A piece of cake

I do not remember much of it; not beforehand anyway; not until it happened.
There was the landing at Fouka, where the Blenheim boys were helpful and gave us tea while we were being refuelled. I remember the quietness of the Blenheim boys, how they came into the mess-tent to get some tea and sat down to drink it without saying anything; how they got up and went out when they had finished drinking and still they did not say anything. And I knew that each one was holding himself together because the going was not very good right then. They were having to go out too often, and there were no replacements coming along.
We thanked them for the tea and went out to see if they had finished refuelling our Gladiators. I remember that there was a wind blowing which made the windsock stand out straight, like a signpost, and the sand was blowing up around our legs and making a rustling noise as it swished against the tents, and the tents flapped in the wind so that they were like canvas men clapping their hands. ‘Bomber boys unhappy,’ Peter said.
‘Not unhappy,’ I answered.
‘Well, they’re browned off.’
‘No. They’ve had it, that’s all. But they’ll keep going. You can see they’re trying to keep going.’
Our two old Gladiators were standing beside each other in the sand and the airmen in their khaki shirts and shorts seemed still to be busy with the refuelling. I was wearing a thin white cotton flying suit and Peter had on a blue one. It wasn’t necessary to fly with anything warmer.

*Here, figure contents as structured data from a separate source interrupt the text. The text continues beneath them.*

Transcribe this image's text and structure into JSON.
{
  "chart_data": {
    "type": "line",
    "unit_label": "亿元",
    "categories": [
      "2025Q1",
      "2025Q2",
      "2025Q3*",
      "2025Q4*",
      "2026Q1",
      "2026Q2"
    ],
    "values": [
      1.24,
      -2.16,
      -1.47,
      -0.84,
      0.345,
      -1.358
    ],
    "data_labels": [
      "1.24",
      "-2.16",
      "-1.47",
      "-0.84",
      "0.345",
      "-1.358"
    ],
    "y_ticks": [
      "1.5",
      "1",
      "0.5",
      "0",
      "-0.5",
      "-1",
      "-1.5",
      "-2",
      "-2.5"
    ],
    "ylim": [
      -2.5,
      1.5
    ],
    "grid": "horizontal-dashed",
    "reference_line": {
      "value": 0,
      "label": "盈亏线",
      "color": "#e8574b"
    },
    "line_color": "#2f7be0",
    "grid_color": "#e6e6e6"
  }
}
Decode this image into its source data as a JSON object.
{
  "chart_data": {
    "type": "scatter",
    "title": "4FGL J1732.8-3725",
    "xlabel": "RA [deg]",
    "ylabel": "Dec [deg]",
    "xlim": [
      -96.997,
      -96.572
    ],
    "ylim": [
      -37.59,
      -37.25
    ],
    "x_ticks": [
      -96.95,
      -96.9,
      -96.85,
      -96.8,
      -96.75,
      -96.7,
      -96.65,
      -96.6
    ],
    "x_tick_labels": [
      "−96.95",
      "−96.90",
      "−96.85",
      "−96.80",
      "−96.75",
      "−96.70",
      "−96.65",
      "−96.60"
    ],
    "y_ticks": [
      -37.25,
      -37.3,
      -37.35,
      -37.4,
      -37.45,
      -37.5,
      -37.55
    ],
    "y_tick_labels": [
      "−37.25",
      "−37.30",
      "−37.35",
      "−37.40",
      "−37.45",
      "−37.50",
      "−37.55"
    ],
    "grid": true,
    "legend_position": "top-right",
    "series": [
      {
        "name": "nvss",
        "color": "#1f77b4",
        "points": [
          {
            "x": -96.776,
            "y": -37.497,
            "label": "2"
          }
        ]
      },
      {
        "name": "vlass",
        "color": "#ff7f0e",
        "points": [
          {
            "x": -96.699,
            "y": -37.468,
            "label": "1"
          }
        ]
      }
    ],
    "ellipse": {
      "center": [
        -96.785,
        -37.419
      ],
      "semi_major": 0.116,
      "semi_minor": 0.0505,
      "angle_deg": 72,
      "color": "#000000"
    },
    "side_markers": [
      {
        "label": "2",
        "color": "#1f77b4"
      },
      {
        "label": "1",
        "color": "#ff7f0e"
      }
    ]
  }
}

Peter said, ‘How far away is it?’
‘Twenty-one miles beyond Charing Cross,’ I answered, ‘on the right side of the road.’ Charing Cross was where the desert road branched north to Mersah Matruh. The Italian army was outside Mersah, and they were doing pretty well. It was about the only time, so far as I know, that the Italians have done pretty

well. Their morale goes up and down like a sensitive altimeter, and right then it was at forty thousand because the Axis was on top of the world. We hung around waiting for the refuelling to finish.
Peter said, ‘It’s a piece of cake.’
‘Yes. It ought to be easy.’
We separated and I climbed into my cockpit. I have always remembered the face of the airman who helped me to strap in. He was oldish, about forty, and bald except for a neat patch of golden hair at the back of his head. His face was all wrinkles, his eyes were like my grandmother’s eyes, and he looked as though he had spent his life helping to strap in pilots who never came back. He stood on the wing pulling my straps and said, ‘Be careful. There isn’t any sense not being careful.’
‘A piece of cake,’ I said.
‘Like hell.’
‘Really. It isn’t anything at all. It’s a piece of cake.’
I don’t remember much about the next bit; I only remember about later on. I suppose we took off from Fouka and flew west towards Mersah, and I suppose we flew at about eight hundred feet. I suppose we saw the sea to starboard and I suppose – no, I am certain – that it was blue and that it was beautiful, especially where it rolled up on to the sand and made a long thick white line east and west as far as you could see. I suppose we flew over Charing Cross and flew on for twenty-one miles to where they had said it would be, but I do not know. I know only that there was trouble, lots and lots of trouble, and I know that we had turned round and were coming back when the trouble got worse. The biggest trouble of all was that I was too low to bale out, and it is from that point on that my memory comes back to me.